Mrs. Laudersdale had shrunk into the shadow of the curtain. Perhaps she did not hear the question; for her reply, that did not come at once, was the fragment of a Provencal romance, sung,–and sung in a voice neither sweet nor rich, but of a certain personal force as potent as either, and a stifled strength of tone that made one tremble.

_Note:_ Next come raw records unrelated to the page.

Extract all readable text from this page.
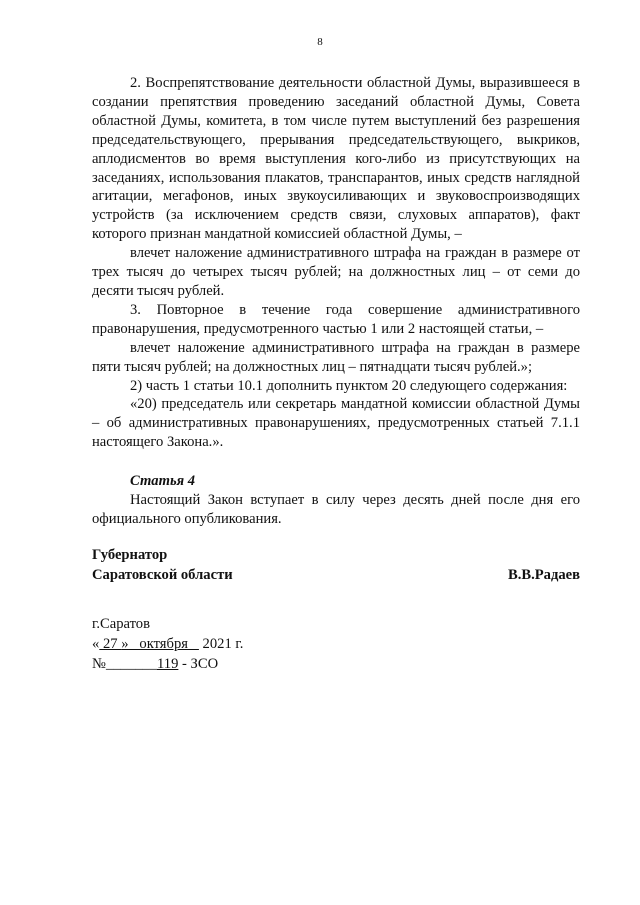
8

2. Воспрепятствование деятельности областной Думы, выразившееся в создании препятствия проведению заседаний областной Думы, Совета областной Думы, комитета, в том числе путем выступлений без разрешения председательствующего, прерывания председательствующего, выкриков, аплодисментов во время выступления кого-либо из присутствующих на заседаниях, использования плакатов, транспарантов, иных средств наглядной агитации, мегафонов, иных звукоусиливающих и звуковоспроизводящих устройств (за исключением средств связи, слуховых аппаратов), факт которого признан мандатной комиссией областной Думы, –

влечет наложение административного штрафа на граждан в размере от трех тысяч до четырех тысяч рублей; на должностных лиц – от семи до десяти тысяч рублей.

3. Повторное в течение года совершение административного правонарушения, предусмотренного частью 1 или 2 настоящей статьи, –

влечет наложение административного штрафа на граждан в размере пяти тысяч рублей; на должностных лиц – пятнадцати тысяч рублей.»;

2) часть 1 статьи 10.1 дополнить пунктом 20 следующего содержания:

«20) председатель или секретарь мандатной комиссии областной Думы – об административных правонарушениях, предусмотренных статьей 7.1.1 настоящего Закона.».

Статья 4

Настоящий Закон вступает в силу через десять дней после дня его официального опубликования.

Губернатор
Саратовской области	В.В.Радаев
г.Саратов
« 27 »   октября    2021 г.
№_______119 - ЗСО
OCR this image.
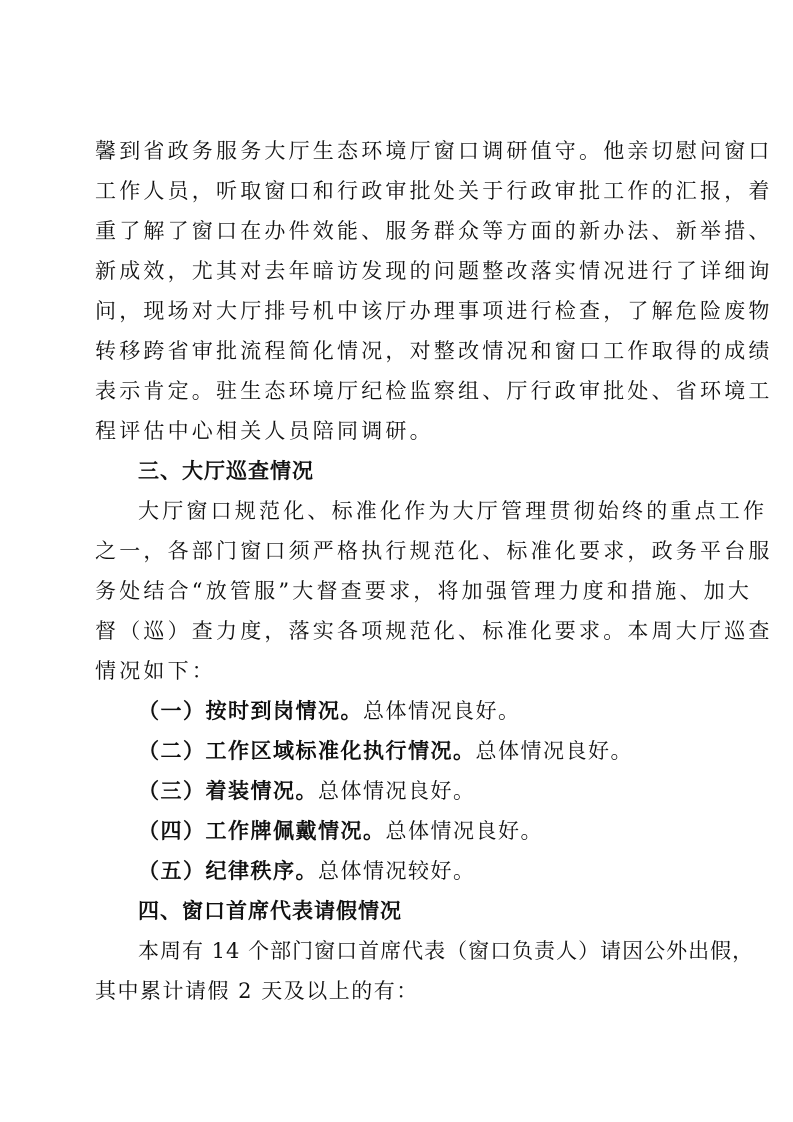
馨到省政务服务大厅生态环境厅窗口调研值守。他亲切慰问窗口
工作人员，听取窗口和行政审批处关于行政审批工作的汇报，着
重了解了窗口在办件效能、服务群众等方面的新办法、新举措、
新成效，尤其对去年暗访发现的问题整改落实情况进行了详细询
问，现场对大厅排号机中该厅办理事项进行检查，了解危险废物
转移跨省审批流程简化情况，对整改情况和窗口工作取得的成绩
表示肯定。驻生态环境厅纪检监察组、厅行政审批处、省环境工
程评估中心相关人员陪同调研。
三、大厅巡查情况
大厅窗口规范化、标准化作为大厅管理贯彻始终的重点工作
之一，各部门窗口须严格执行规范化、标准化要求，政务平台服
务处结合“放管服”大督查要求，将加强管理力度和措施、加大
督（巡）查力度，落实各项规范化、标准化要求。本周大厅巡查
情况如下：
（一）按时到岗情况。总体情况良好。
（二）工作区域标准化执行情况。总体情况良好。
（三）着装情况。总体情况良好。
（四）工作牌佩戴情况。总体情况良好。
（五）纪律秩序。总体情况较好。
四、窗口首席代表请假情况
本周有 14 个部门窗口首席代表（窗口负责人）请因公外出假，
其中累计请假 2 天及以上的有：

“We’re all alone, we’re all alone!
The moon and stars are dead and gone, The night’s at deep, the winds asleep,
And thou and I are all alone!

“What care have we, though life there be? Tumult and life are not for me!
Silence and sleep about us creep:
Tumult and life are not for thee!

“How late it is since such as this
Had topped the height of breathing bliss! And now we keep an iron sleep,–
In that grave thou, and I in this!”

Her voice yet shivered through the room, he struck a chord of dead conclusion, the curtain stirred, she emerged from the gloom and was gone.

Mr. Raleigh rose and bade his cousin good-night. Mrs. McLean, however, took his arm and sauntered with him down the lawn.

“I thought Capua came with you,” she remarked.

“He returned in a spare wherry, some time since,” he replied; and thereon they made a few paces in silence.

“Roger,” said the little lady, taking breath preparatory to wasting it, “I thought Helen was a coquette. I’ve changed my mind. The fault is yours.”